La sensibilité médiée par les cônes était la plus élevée chez les patients les plus gravement touchés au départ. Presque tous les patients présentant une fonction améliorée des cônes ont également montré une amélioration d’un ou plusieurs autres résultats.
Quatre participants ont présenté une amélioration visuellement significative de leur capacité à naviguer dans des cours plus compliqués qu'au départ, l'un d'eux ayant continué à montrer cette amélioration pendant au moins deux ans.
Chez six participants, des augmentations cliniquement significatives ont été observées dans les scores de qualité de vie liés à la vision.
« Ces résultats confirment la présence d'une édition génétique in vivo productive par EDIT-101, de niveaux thérapeutiques d'expression de la protéine CEP290 et d'une fonction améliorée des photorécepteurs à cônes..»
Conclusions
Cette petite étude a démontré un profil de sécurité élevé et une meilleure fonction visuelle en termes de fonction photoréceptrice suite à l'administration d'EDIT-101 aux participants.
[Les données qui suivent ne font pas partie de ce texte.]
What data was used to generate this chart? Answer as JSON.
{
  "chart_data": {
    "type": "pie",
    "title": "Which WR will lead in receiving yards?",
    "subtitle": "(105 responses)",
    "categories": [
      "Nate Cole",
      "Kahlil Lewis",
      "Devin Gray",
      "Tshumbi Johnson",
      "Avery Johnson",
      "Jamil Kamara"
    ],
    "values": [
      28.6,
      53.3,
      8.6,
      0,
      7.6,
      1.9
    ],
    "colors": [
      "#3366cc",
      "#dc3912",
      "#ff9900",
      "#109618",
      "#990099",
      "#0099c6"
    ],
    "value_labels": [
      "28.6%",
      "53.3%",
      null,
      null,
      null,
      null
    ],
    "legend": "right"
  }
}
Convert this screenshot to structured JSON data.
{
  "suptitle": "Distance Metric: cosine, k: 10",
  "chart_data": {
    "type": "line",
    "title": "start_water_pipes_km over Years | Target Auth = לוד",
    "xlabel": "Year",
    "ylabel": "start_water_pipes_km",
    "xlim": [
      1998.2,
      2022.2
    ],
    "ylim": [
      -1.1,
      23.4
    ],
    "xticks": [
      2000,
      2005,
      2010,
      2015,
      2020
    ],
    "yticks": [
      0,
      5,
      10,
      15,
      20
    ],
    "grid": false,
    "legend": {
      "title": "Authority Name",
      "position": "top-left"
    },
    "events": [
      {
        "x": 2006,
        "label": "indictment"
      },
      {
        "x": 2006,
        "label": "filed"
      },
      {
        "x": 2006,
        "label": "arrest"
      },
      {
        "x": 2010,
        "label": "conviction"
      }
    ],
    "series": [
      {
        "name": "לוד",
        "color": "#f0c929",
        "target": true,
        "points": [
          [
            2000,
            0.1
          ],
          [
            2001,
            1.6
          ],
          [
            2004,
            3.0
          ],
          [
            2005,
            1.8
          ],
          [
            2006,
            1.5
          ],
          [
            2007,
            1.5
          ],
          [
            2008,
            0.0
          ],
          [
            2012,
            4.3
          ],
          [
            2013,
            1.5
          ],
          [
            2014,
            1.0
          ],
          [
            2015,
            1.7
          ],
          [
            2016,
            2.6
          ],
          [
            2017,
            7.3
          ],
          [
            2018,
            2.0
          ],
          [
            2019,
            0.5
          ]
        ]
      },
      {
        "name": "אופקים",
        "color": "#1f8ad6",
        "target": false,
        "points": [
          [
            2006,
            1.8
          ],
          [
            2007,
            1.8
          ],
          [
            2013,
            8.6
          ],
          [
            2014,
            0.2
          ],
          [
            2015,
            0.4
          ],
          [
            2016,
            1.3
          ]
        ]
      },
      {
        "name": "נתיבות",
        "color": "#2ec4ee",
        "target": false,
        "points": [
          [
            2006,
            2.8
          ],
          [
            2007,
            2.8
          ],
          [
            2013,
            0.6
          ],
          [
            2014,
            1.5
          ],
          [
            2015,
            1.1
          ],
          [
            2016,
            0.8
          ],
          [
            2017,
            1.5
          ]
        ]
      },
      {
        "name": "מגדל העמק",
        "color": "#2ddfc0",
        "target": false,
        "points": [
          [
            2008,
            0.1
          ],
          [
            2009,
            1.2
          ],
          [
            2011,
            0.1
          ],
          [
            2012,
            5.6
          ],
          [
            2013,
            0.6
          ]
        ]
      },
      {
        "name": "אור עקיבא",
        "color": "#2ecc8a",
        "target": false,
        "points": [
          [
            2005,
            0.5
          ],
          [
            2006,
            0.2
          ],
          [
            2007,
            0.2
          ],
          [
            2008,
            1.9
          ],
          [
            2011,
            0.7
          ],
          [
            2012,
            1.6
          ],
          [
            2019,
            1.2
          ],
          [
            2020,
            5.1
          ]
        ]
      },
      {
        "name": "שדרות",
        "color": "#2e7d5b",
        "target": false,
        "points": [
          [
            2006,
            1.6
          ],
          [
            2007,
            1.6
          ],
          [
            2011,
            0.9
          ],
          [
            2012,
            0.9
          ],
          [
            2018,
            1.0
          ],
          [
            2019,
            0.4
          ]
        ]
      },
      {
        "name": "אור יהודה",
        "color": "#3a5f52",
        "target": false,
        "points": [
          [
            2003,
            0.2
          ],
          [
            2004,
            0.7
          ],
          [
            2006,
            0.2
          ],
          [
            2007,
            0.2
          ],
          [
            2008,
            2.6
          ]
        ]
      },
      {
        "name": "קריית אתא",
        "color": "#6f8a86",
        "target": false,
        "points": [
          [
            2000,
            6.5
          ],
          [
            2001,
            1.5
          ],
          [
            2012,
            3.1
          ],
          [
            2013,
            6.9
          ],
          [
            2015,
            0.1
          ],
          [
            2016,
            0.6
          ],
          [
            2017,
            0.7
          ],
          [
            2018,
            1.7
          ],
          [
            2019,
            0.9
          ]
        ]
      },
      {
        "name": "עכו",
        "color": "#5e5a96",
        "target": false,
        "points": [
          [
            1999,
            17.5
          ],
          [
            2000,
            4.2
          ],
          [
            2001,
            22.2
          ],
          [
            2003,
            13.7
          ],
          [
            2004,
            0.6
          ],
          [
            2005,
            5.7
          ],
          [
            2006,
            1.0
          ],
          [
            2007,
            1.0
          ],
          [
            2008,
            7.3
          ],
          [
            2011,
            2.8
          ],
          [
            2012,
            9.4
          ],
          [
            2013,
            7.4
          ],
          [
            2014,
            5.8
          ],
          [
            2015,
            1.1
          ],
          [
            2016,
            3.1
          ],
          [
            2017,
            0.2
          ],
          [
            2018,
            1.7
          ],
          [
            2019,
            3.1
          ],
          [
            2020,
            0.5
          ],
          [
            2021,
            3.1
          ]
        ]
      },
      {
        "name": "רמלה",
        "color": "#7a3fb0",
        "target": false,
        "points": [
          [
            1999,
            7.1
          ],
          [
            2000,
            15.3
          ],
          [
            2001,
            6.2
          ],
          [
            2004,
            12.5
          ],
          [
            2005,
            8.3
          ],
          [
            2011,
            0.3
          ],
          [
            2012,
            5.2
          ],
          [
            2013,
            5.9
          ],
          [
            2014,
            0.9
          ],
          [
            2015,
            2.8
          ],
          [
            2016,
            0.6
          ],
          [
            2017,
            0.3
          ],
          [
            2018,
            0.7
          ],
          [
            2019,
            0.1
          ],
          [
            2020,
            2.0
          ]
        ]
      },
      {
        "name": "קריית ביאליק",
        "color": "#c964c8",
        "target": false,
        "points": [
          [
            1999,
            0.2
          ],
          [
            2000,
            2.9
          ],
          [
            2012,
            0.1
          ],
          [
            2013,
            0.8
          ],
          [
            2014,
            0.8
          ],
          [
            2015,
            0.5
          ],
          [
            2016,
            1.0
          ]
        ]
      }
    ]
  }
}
Ces découvertes « soutenir la poursuite des recherches sur l'édition in vivo du gène CRISPR-Cas9 pour traiter les dégénérescences rétiniennes héréditaires dues à la variante IVS26 du CEP290 et à d'autres causes génétiques.»
Les domaines de préoccupation qui méritent des recherches plus approfondies incluent la découverte selon laquelle une meilleure fonction des cônes après une thérapie n'est pas synonyme d'une meilleure acuité visuelle, qui est le résultat cliniquement significatif. Deuxièmement, une intervention précoce peut donner de meilleurs résultats. Enfin, si les deux copies du gène sont ciblées, le bénéfice thérapeutique peut être plus important.